In April 1538, James V gave Ogilvie a licence by privy seal letter permitting him to build a house in Banff, suitable to accommodate the king if he came north. It was to be built "palace-wise", perhaps meaning apartments on one or two storeys rather than in a large tower, but would have "battelling" and a defensible "barmkin" enclosure.

In 1543, Ogilvie signed the "Secret Bond", a protest against the policies of Regent Arran which led to Mary, Queen of Scots moving from Linlithgow Palace to Stirling Castle. Later in the year, he made a band of friendship with a kinsman James Ogilvie of Cardell.

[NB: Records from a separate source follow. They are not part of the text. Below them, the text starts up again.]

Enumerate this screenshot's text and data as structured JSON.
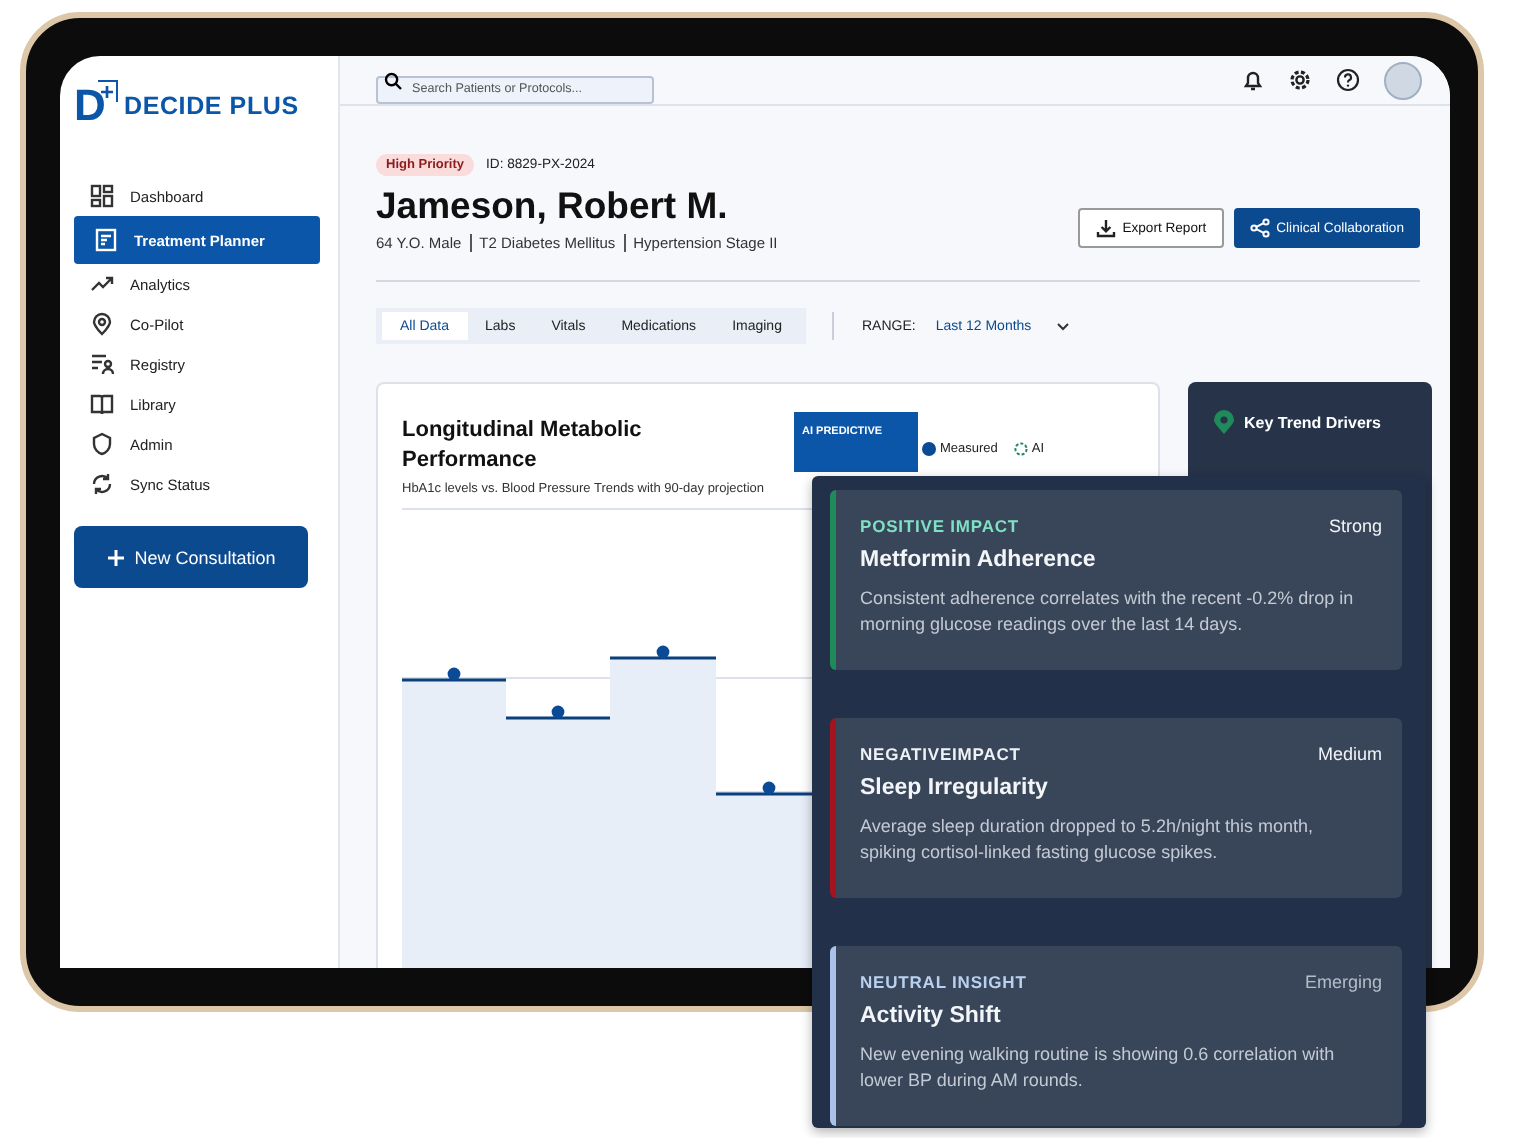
{
  "brand": {
    "letter": "D",
    "sign": "+",
    "name": "DECIDE PLUS"
  },
  "sidebar": {
    "items": [
      {
        "label": "Dashboard",
        "selected": false
      },
      {
        "label": "Treatment Planner",
        "selected": true
      },
      {
        "label": "Analytics",
        "selected": false
      },
      {
        "label": "Co-Pilot",
        "selected": false
      },
      {
        "label": "Registry",
        "selected": false
      },
      {
        "label": "Library",
        "selected": false
      },
      {
        "label": "Admin",
        "selected": false
      },
      {
        "label": "Sync Status",
        "selected": false
      }
    ],
    "action": {
      "label": "New Consultation"
    }
  },
  "search": {
    "placeholder": "Search Patients or Protocols..."
  },
  "patient": {
    "priority": "High Priority",
    "id": "ID: 8829-PX-2024",
    "name": "Jameson, Robert M.",
    "details": [
      "64 Y.O. Male",
      "T2 Diabetes Mellitus",
      "Hypertension Stage II"
    ]
  },
  "actions": [
    {
      "label": "Export Report",
      "kind": "secondary"
    },
    {
      "label": "Clinical Collaboration",
      "kind": "primary"
    }
  ],
  "tabs": [
    {
      "label": "All Data",
      "selected": true
    },
    {
      "label": "Labs",
      "selected": false
    },
    {
      "label": "Vitals",
      "selected": false
    },
    {
      "label": "Medications",
      "selected": false
    },
    {
      "label": "Imaging",
      "selected": false
    }
  ],
  "range": {
    "label": "RANGE:",
    "value": "Last 12 Months"
  },
  "chart": {
    "title": "Longitudinal Metabolic Performance",
    "subtitle": "HbA1c levels vs. Blood Pressure Trends with 90-day projection",
    "badge": "AI PREDICTIVE",
    "legend": [
      {
        "label": "Measured",
        "kind": "measured"
      },
      {
        "label": "AI",
        "kind": "ai"
      }
    ]
  },
  "trend_panel": {
    "title": "Key Trend Drivers"
  },
  "drivers": [
    {
      "kind": "positive",
      "color": "#1f8a5a",
      "label": "POSITIVE IMPACT",
      "strength": "Strong",
      "title": "Metformin Adherence",
      "text": "Consistent adherence correlates with the recent -0.2% drop in morning glucose readings over the last 14 days."
    },
    {
      "kind": "negative",
      "color": "#a3141f",
      "label": "NEGATIVEIMPACT",
      "strength": "Medium",
      "title": "Sleep Irregularity",
      "text": "Average sleep duration dropped to 5.2h/night this month, spiking cortisol-linked fasting glucose spikes."
    },
    {
      "kind": "neutral",
      "color": "#a9c3e8",
      "label": "NEUTRAL INSIGHT",
      "strength": "Emerging",
      "title": "Activity Shift",
      "text": "New evening walking routine is showing 0.6 correlation with lower BP during AM rounds."
    }
  ]
}
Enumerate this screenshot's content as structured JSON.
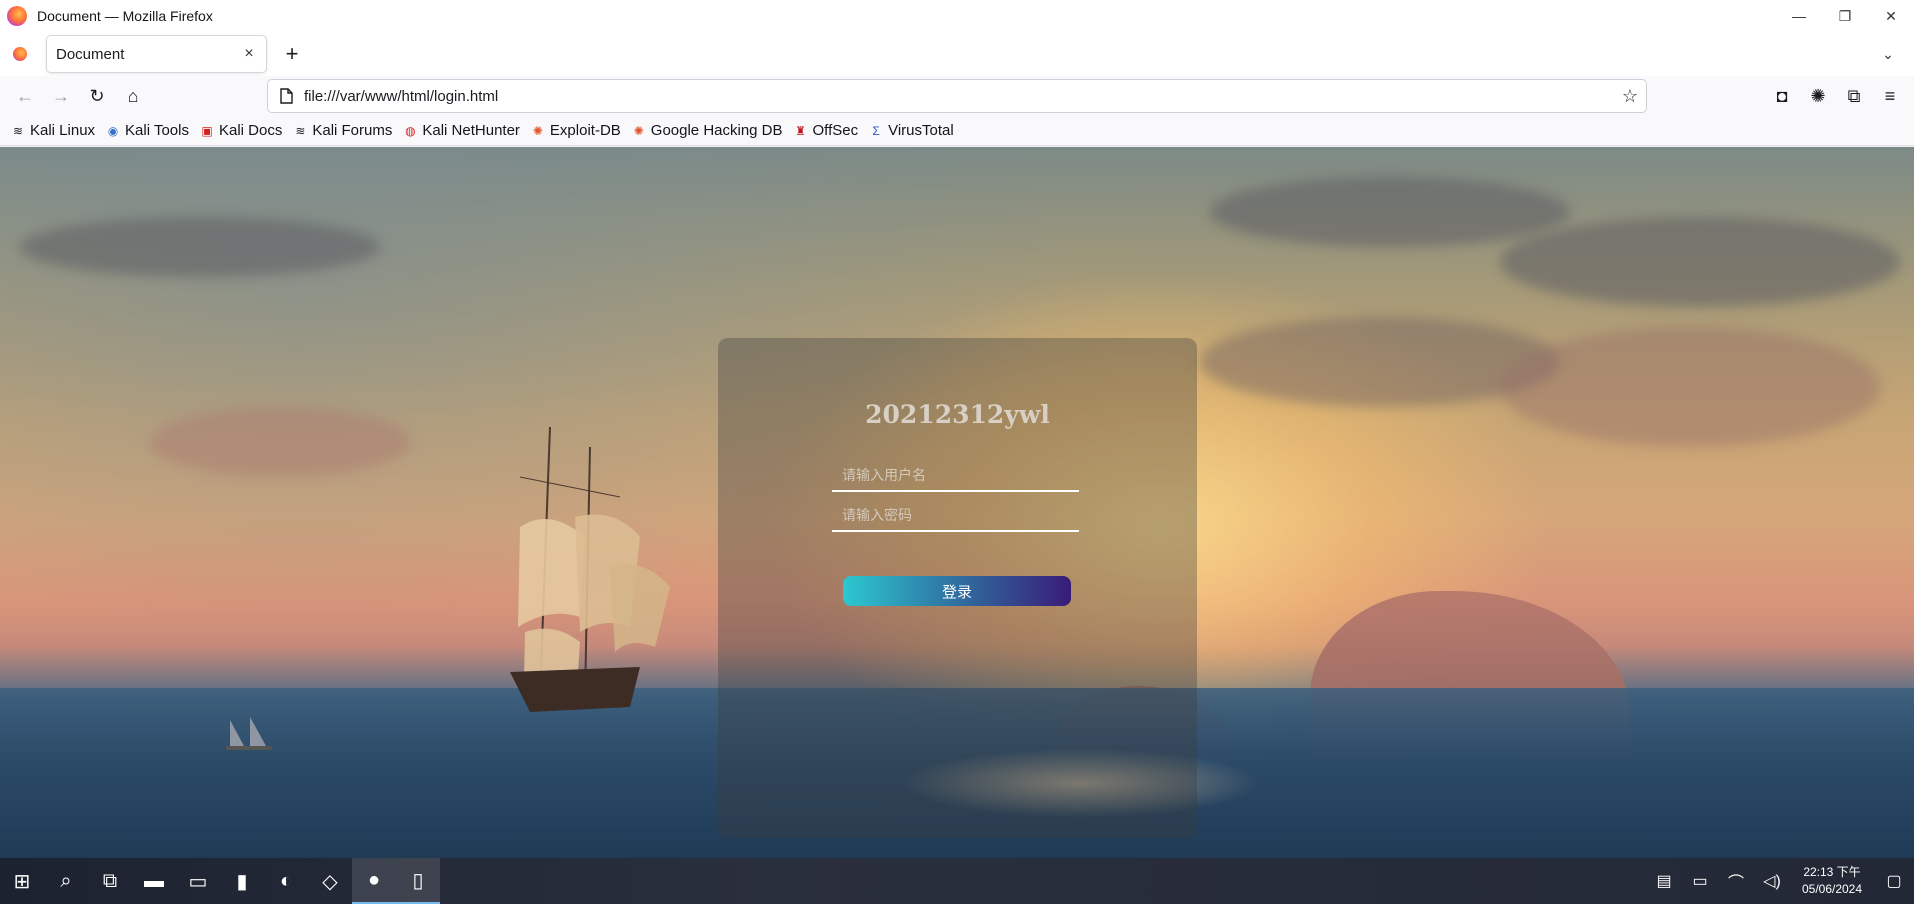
{
  "window": {
    "title": "Document — Mozilla Firefox",
    "minimize": "—",
    "restore": "❐",
    "close": "✕"
  },
  "tabs": [
    {
      "label": "Document",
      "close": "×"
    }
  ],
  "tabbar": {
    "new_tab": "+",
    "list_all": "⌄"
  },
  "navbar": {
    "back": "←",
    "forward": "→",
    "reload": "↻",
    "home": "⌂",
    "url": "file:///var/www/html/login.html",
    "bookmark_star": "☆",
    "pocket": "◘",
    "account": "✺",
    "extensions": "⧉",
    "menu": "≡"
  },
  "bookmarks": [
    {
      "label": "Kali Linux",
      "icon": "kali-dragon-icon",
      "glyph": "≋",
      "color": "#1c1b22"
    },
    {
      "label": "Kali Tools",
      "icon": "kali-tools-icon",
      "glyph": "◉",
      "color": "#3870c9"
    },
    {
      "label": "Kali Docs",
      "icon": "kali-docs-icon",
      "glyph": "▣",
      "color": "#d0211c"
    },
    {
      "label": "Kali Forums",
      "icon": "kali-forums-icon",
      "glyph": "≋",
      "color": "#1c1b22"
    },
    {
      "label": "Kali NetHunter",
      "icon": "kali-nethunter-icon",
      "glyph": "◍",
      "color": "#d0211c"
    },
    {
      "label": "Exploit-DB",
      "icon": "exploit-db-icon",
      "glyph": "✺",
      "color": "#e2542c"
    },
    {
      "label": "Google Hacking DB",
      "icon": "google-hacking-db-icon",
      "glyph": "✺",
      "color": "#e2542c"
    },
    {
      "label": "OffSec",
      "icon": "offsec-icon",
      "glyph": "♜",
      "color": "#c0161f"
    },
    {
      "label": "VirusTotal",
      "icon": "virustotal-icon",
      "glyph": "Σ",
      "color": "#3855c5"
    }
  ],
  "login": {
    "title": "20212312ywl",
    "username_placeholder": "请输入用户名",
    "password_placeholder": "请输入密码",
    "submit_label": "登录"
  },
  "taskbar": {
    "apps": [
      {
        "name": "start-icon",
        "glyph": "⊞",
        "active": false
      },
      {
        "name": "search-icon",
        "glyph": "⌕",
        "active": false
      },
      {
        "name": "task-view-icon",
        "glyph": "⧉",
        "active": false
      },
      {
        "name": "file-manager-icon",
        "glyph": "▬",
        "active": false
      },
      {
        "name": "folder-icon",
        "glyph": "▭",
        "active": false
      },
      {
        "name": "terminal-icon",
        "glyph": "▮",
        "active": false
      },
      {
        "name": "edge-icon",
        "glyph": "◐",
        "active": false
      },
      {
        "name": "notepad-icon",
        "glyph": "◇",
        "active": false
      },
      {
        "name": "firefox-icon",
        "glyph": "●",
        "active": true
      },
      {
        "name": "sticky-notes-icon",
        "glyph": "▯",
        "active": true
      }
    ],
    "tray": [
      {
        "name": "clipboard-icon",
        "glyph": "▤"
      },
      {
        "name": "display-icon",
        "glyph": "▭"
      },
      {
        "name": "network-icon",
        "glyph": "⌒"
      },
      {
        "name": "volume-icon",
        "glyph": "◁)"
      }
    ],
    "time": "22:13 下午",
    "date": "05/06/2024",
    "notifications": "▢"
  },
  "colors": {
    "button_gradient_start": "#2cc8d0",
    "button_gradient_end": "#3a1b78",
    "taskbar_bg": "#1c2230"
  }
}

His residence at Banff was Inchdrewer Castle. Walter Ogilvie died on 29 November 1558. His son George erected a monument at Banff.

== Library ==
One book that belonged to Walter Ogilvie survives in the library of the Cambridge University Library. Printed in 1474, the volume includes the Liber Alexandri Magni, the Gesta Romanorum, and the Consalatio Peccatorum. It was presented to the Blackfriars of Dundee by Henry Barry, rector of Collace. The Ogilvie inscription is in Latin and Scots:This Buik pertenis to ane nobill man, Sir Walter Ogilvie of Dunlugus, knycht,
and now to his sone, George Ogilvy

Iste liber pertinet ad dominem Galterum Ogilvy de Dunlugus, Milite,
Cum gaudio absque dolore,
he that stelis this buik from me,
god gif he be hangit one ane tre,
Amen for me, Amen for the,
Amen for all good company.
The Friaries in Dundee were sacked in September 1543, a possible occasion for the book to come into the hands of Ogilvie.

== Family ==
Before 1539, Walter Ogilvie married Alison Home, co-heiress of Cuthbert Home of Fast Castle. Their children included:
- George Ogilvie of Dunlugus (died 1621), who married Beatrix Seton, a daughter of George Seton, 6th Lord Seton.
- Walter Ogilvie, who married Helen Stewart, daughter of Lord Innermeath
- Magdalen Ogilvie, who married Alexander Fraser of Philorth.